You’ve just taken out a short-term loan through a payday loan lender. It lifts a great weight from your shoulders, as you now know you have the financial means to pay the repair guy and fix the white goods that have broken down at home. Payday is still a couple of weeks away, but this couldn’t wait. You’ve chosen to take out an instalment loan, a short-term loan where you’ll pay back the initial loan sum, as well as the agreed interest on top of that. It all seems easy to understand and you can afford to make those repayments over the coming three months.
Then disaster strikes. The first two payments were made on time after you have been paid from your job, but then you are made redundant, and it is an immediately fraught and stressful time.

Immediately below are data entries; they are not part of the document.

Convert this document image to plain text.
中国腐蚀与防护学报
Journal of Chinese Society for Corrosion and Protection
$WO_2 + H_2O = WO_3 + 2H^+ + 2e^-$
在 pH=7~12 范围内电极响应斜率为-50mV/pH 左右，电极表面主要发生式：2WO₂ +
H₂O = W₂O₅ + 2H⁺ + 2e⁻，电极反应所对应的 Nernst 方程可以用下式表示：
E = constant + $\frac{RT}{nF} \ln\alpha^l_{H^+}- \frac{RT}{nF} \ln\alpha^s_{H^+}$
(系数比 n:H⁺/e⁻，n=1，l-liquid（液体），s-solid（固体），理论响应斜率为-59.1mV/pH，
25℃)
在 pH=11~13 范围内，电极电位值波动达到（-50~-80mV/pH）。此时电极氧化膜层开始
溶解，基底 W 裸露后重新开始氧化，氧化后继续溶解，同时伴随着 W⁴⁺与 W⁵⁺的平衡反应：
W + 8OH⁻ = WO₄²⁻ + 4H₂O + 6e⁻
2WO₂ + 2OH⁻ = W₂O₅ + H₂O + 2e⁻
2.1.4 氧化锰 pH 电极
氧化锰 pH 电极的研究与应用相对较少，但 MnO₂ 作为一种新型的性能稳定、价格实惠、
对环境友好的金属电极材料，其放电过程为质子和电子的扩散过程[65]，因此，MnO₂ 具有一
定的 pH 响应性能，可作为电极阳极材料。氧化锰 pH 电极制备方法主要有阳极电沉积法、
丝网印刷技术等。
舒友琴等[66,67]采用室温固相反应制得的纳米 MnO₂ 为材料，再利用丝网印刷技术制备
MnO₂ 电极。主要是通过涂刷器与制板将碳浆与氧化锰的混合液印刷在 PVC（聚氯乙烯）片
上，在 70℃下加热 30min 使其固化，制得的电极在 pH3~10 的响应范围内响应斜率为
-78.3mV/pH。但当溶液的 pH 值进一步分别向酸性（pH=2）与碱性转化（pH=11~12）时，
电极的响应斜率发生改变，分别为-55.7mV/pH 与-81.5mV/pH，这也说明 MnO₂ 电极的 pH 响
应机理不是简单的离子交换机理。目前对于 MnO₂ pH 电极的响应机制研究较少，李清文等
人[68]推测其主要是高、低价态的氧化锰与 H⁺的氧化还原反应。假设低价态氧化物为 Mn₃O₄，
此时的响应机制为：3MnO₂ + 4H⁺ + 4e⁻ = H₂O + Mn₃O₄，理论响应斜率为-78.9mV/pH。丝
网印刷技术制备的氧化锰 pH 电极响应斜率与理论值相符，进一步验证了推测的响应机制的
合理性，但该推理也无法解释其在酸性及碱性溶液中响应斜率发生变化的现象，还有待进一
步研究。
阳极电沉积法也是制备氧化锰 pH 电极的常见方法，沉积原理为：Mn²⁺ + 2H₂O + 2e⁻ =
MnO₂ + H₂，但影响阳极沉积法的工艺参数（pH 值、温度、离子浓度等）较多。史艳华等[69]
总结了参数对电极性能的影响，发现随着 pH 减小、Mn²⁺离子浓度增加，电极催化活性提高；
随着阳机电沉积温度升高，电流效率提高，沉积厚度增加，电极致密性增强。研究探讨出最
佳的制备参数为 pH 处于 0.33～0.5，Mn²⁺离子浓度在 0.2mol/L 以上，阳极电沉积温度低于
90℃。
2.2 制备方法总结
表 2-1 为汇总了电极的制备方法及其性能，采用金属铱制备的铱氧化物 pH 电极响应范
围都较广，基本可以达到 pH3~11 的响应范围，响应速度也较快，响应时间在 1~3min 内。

You don’t know how you are going to afford to pay the mortgage, the utility bills, or buy enough food for the family, and then you remember that there is still the matter of the final short-term loan payment.
In the past this would have potentially caused you long-term financial suffering, with high interest continuously applied to the loan and a bombardment of late and missed payment fees creating a snowball of debt that could see even the smallest of payday loan amounts become a huge, insurmountable figure that you just can’t see a clear way out of.
These days’ things have changed, for the better, but it still depends on how wisely you choose your short-term loan lender when looking for a payday loan or instalment loan. It might not have been your fault that you have lost your job, or another financial circumstance has come about that was completely unforeseen and could not be helped. If you cannot make the agreed repayments it can be a worrying time for all concerned.
The first thing to say is, try not to worry, as hard as that might be right now. Every single debt problem that you can imagine has a resolution to it that is in the interest of all parties. The bad old days of payday loan companies making things unbearably uncomfortable for borrowers has long since past. Your first port of call is to your lender to let them know the change in your situation.
Honesty is always the best policy and the modern and responsible payday loan lender can help you out from this seemingly critical situation. Your short-term loan lender will offer you guidance and point you in the direction of debt problem services as a starting point. But there are options too that can be explored. These options include taking a payment holiday for a month or two, to allow you to take a bit of time to find new work and to get back on your feet. Alternatively all interest could be frozen for the time being, or a set window of both put together to stop the worry and give you time to recover. As you can see there are safety nets in place, and it is not the end of the world in terms of your short-term loan borrowing.